Publié le Mercredi 22 mars 2023 à 11h04.

« Il est rare de pouvoir croiser un médecin scolaire dans un établissement »

Entretien. Alors que la santé mentale des jeunes est un sujet d’alerte des professionnelEs de santé et de l’éducation, nous avons rencontré François Bertaud, psychologue scolaire en collège et lycée en Seine-Maritime, membre du SNES FSU.

Les équipes pédagogiques constatent que les jeunes sont de plus en plus en détresse. Cela s’exprime de différentes manières, soit en se mettant en danger, soit en mettant en danger les autres. Comment l’expliques-tu ? 

Sur le terrain, depuis le premier confinement et la crise sanitaire, le retour à l’école a été compliqué pour un certain nombre d’élèves au sortir de cette longue période de repli sur la famille. Les équipes éducatives sollicitent en effet beaucoup les psychologues de l’Éducation nationale sur les problématiques de mal-être psychologique qu’elles repèrent car les élèves sont plus angoisséEs, stresséEs, et le décrochage scolaire est plus important. Les médecins constatent une augmentation des consultations pour gestes et idées suicidaires. Santé publique France dans sa dernière étude de février 2023 tire la sonnette d’alarme montrant que depuis la crise sanitaire 1 jeune sur 5 présente un trouble dépressif ; la précarité économique des parents est un facteur aggravant. Dans un contexte de crise économique, de crise sociale, de crise environnementale, comment un jeune peut-il se projeter avec confiance dans notre société pour y trouver sa place ? Une étude consacrée à l’éco-anxiété des jeunes publiée dans The Lancet révèle notamment que pour 74 % des jeunes françaisEs interrogés, l’avenir est jugé effrayant.

Comment la communauté éducative peut-elle y répondre ? 

Les échanges au sein d’équipes pluriprofessionnelles au complet (chef d’établissement, CPE, AS, infirmierE, PsyEN, médecin) pour échanger régulièrement sur les situations des élèves en lien avec les enseignantEs est une première réponse.

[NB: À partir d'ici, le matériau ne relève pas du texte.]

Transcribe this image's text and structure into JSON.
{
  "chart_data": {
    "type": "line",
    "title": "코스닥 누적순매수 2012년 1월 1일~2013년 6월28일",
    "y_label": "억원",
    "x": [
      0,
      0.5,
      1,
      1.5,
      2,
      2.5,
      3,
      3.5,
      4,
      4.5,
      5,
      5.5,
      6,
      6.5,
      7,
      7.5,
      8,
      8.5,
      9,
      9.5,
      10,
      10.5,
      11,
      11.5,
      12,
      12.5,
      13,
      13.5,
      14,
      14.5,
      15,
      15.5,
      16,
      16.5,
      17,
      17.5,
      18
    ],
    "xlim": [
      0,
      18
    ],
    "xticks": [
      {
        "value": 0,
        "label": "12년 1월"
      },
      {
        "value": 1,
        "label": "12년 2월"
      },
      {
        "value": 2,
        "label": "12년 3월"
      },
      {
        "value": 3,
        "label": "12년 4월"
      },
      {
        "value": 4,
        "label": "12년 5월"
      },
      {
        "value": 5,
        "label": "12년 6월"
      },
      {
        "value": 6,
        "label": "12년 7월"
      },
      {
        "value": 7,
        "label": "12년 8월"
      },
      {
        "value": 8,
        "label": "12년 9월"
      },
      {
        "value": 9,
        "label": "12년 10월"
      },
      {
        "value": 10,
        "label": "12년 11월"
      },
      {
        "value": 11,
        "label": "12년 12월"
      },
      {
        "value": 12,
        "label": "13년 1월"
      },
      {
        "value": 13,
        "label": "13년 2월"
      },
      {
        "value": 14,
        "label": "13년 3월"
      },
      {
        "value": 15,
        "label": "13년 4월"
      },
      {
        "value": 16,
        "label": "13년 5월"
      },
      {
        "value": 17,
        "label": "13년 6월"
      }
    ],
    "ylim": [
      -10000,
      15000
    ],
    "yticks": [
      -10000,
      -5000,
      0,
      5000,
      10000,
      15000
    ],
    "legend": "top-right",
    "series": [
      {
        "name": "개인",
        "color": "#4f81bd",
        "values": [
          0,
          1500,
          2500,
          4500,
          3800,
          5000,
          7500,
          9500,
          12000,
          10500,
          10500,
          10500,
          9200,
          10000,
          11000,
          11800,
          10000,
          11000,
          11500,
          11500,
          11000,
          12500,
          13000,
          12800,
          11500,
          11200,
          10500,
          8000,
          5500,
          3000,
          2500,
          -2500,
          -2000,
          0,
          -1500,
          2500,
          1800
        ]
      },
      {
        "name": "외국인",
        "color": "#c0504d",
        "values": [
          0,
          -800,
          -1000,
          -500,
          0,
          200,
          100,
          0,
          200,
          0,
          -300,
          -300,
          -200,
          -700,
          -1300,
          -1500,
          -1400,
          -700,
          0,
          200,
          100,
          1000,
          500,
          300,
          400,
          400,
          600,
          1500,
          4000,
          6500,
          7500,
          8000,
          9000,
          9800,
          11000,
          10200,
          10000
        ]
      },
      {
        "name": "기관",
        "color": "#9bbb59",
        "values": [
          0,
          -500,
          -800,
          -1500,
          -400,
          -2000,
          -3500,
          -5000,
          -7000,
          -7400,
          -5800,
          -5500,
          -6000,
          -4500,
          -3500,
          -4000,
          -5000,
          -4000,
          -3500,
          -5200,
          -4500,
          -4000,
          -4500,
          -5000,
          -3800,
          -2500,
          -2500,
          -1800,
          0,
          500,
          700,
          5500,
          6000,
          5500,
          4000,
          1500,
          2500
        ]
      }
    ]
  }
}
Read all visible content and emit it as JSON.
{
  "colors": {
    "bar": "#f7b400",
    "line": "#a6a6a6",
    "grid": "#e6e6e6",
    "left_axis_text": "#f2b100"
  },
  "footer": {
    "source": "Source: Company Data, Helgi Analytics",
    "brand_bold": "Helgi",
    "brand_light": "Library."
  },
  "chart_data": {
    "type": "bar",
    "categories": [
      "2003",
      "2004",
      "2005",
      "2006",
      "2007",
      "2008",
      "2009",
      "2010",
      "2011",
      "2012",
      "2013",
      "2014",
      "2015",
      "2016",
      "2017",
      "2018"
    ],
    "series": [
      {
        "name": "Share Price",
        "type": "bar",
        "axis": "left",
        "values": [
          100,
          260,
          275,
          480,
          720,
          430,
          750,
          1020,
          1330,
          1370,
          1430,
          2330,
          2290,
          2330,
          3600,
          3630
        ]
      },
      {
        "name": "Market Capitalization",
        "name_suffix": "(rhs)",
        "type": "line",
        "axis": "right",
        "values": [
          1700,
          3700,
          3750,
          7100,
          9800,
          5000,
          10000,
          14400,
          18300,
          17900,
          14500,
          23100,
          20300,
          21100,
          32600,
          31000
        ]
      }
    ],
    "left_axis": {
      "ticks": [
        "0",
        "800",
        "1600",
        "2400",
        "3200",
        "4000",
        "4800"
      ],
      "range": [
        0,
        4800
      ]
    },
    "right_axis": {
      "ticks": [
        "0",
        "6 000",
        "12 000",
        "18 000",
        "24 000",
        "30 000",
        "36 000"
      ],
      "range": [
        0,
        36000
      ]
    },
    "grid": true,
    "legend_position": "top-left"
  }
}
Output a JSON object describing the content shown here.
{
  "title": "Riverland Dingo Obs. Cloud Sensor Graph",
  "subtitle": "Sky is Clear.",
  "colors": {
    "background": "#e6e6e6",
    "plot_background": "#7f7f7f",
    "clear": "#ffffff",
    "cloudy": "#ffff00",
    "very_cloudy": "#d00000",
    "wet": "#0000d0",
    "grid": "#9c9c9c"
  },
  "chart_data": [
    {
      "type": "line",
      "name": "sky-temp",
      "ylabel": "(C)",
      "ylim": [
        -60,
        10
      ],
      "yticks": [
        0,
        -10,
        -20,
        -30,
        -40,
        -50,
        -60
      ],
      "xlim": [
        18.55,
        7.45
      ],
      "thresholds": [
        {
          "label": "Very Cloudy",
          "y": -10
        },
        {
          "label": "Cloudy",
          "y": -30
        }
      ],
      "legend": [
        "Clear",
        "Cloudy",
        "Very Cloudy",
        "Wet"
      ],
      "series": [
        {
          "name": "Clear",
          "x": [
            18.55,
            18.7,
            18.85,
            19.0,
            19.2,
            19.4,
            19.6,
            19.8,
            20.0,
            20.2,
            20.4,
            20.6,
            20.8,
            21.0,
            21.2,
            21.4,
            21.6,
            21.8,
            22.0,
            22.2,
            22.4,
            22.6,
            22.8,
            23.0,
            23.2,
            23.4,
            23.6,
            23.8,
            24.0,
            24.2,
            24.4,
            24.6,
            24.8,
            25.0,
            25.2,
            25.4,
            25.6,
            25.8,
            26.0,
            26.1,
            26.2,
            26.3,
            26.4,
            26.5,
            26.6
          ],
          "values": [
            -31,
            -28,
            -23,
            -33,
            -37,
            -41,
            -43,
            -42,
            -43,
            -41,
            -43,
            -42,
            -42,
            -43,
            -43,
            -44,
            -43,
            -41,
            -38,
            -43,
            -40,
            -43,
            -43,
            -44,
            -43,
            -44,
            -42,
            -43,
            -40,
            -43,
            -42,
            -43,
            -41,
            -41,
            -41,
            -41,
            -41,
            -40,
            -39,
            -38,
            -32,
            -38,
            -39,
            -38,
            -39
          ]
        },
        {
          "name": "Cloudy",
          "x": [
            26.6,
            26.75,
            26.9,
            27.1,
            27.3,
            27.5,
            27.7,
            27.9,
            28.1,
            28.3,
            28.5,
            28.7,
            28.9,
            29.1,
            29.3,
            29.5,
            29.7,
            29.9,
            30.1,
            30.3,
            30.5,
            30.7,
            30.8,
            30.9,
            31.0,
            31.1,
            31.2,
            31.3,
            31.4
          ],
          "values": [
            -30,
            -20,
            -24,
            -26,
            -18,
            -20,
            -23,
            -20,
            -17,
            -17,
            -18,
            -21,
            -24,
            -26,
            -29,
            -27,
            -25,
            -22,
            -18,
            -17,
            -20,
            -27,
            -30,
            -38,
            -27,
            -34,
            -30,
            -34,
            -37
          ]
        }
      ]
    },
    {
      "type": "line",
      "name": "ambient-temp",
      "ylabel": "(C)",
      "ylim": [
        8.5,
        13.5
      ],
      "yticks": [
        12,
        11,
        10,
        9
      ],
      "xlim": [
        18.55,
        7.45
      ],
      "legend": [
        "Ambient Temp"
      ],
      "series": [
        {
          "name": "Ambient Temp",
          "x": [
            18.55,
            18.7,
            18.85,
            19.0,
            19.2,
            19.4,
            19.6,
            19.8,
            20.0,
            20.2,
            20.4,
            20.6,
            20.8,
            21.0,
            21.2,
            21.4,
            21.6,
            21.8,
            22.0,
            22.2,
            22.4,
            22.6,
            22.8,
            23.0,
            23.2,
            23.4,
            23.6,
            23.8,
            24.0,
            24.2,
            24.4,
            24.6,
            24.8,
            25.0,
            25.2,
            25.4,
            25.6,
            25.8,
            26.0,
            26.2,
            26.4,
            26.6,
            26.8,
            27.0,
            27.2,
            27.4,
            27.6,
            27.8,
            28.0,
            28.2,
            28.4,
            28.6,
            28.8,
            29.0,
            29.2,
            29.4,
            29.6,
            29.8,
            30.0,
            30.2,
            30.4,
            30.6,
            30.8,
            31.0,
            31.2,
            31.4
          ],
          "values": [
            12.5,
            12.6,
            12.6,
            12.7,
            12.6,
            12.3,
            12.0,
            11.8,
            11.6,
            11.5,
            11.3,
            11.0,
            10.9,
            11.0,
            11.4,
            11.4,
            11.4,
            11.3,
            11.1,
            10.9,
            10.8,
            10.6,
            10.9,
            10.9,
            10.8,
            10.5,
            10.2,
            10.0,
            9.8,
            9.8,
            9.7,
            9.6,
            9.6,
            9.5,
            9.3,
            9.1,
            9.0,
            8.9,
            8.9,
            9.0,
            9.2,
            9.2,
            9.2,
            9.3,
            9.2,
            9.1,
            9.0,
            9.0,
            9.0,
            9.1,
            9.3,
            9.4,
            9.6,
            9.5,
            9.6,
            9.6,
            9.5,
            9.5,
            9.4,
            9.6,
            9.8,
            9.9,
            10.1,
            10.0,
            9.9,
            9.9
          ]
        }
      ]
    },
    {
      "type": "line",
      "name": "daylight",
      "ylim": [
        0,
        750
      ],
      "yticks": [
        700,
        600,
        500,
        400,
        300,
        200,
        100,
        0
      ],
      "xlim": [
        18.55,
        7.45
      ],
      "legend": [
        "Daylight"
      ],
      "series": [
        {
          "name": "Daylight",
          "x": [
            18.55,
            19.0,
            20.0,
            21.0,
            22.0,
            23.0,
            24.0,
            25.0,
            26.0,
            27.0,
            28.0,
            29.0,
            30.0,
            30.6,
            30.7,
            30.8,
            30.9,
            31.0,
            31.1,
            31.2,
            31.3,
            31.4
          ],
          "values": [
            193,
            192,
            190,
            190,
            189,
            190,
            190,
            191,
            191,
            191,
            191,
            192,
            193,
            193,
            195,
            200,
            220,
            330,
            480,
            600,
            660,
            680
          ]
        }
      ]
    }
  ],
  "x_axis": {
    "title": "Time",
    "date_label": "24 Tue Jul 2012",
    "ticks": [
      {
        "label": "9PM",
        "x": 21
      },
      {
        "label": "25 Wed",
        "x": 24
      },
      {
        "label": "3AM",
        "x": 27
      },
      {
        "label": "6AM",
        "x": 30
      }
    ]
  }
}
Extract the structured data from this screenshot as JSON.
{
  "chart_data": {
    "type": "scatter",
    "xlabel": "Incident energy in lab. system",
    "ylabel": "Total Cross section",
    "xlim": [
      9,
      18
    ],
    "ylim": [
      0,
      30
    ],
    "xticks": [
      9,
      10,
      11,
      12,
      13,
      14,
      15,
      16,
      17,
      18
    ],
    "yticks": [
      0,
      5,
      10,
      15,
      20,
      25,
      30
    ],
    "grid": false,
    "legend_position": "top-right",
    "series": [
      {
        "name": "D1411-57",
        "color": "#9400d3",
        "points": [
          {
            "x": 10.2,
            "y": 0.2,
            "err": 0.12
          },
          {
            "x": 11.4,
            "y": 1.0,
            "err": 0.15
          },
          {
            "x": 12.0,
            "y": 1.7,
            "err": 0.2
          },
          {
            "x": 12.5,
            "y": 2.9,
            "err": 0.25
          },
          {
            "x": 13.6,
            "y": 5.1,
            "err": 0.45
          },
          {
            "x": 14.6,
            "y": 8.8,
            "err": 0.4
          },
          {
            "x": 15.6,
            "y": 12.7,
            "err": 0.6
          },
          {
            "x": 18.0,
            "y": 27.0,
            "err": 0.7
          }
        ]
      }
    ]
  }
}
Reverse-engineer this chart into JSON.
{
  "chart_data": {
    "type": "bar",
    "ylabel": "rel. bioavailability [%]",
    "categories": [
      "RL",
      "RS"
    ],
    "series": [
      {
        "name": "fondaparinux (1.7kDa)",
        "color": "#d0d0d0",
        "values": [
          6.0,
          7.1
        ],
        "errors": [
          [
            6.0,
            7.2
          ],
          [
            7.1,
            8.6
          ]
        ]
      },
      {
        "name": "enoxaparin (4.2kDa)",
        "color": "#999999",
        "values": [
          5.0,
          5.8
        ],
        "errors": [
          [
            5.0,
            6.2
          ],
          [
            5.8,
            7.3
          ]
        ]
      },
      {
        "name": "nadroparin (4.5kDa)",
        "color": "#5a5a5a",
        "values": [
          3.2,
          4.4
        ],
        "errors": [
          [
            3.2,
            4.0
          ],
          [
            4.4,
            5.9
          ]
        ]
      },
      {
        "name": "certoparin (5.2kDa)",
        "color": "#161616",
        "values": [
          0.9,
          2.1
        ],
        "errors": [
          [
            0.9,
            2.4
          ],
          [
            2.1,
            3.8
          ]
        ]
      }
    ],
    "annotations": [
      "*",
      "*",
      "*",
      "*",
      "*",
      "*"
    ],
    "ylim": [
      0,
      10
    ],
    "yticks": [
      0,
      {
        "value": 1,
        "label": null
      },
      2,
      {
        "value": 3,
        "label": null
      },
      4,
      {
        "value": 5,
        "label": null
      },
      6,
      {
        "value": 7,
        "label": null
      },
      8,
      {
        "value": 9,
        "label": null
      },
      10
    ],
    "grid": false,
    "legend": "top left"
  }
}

La question de l’incertitude des adolescentEs face à l’avenir n’est pas nouvelle, mais aujourd’hui, le contexte environnemental et sanitaire vient peser sur cette anticipation par les jeunes de leur place dans le monde. Cette période particulière donne encore davantage de responsabilités à l’École pour aider les jeunes à franchir cette étape développementale majeure et aller vers plus d’autonomie et d’émancipation. Comment faire en sorte que les adolescentEs puissent s’inscrire dans la chaîne des générations, en découvrant les problèmes que les hommes et les femmes ont eu à résoudre et s’approprient les acquis culturels, scientifiques et techniques de l’humanité ? Cette perspective doit d’abord mobiliser les concepteurEs des programmes et les enseignantEs par le lien qu’ils peuvent souligner entre les enseignements et les questions théoriques et pratiques qu’il a fallu résoudre et donner ainsi un autre sens aux tâches scolaires. Les psychologues de l’Éducation nationale sont aussi particulièrement concernéEs, car chargéEs d’accompagner les élèves dans l’élaboration de leurs projets et dans la découverte des métiers. 

Quelles sont les conséquences de la réduction des postes de médecine scolaire et de psychologues ces dernières années ?

Il est rare de pouvoir croiser un médecin scolaire dans un établissement, les candidatEs ne se bousculent pas faute d’attractivité. Les psychologues de l’Éducation nationale ne sont pas assez nombreux en regard des besoins, le manque est encore plus flagrant pour les PsyEN (Éducation Développement Orientation) du second degré, dont le concours en 2023 ne couvrait qu’à peine 10 % des besoins en recrutement ! Mais il est aussi difficile d’avoir un rendez-vous rapide avec un psychologue dans un CMPP (centre médico-psycho-pédagogique), à la Maison des adolescents. Le secteur de la pédopsychiatrie publique est sinistré, laissé à l’abandon. Faute de professionnelEs suffisamment nombreux dans le secteur public, la prise en charge de la santé mentale de notre jeunesse devient un véritable chemin de croix pour les familles car ce gouvernement a fait le choix politique d’externaliser les prises en charge en santé mentale vers le privé qui n’est pas accessible à tous.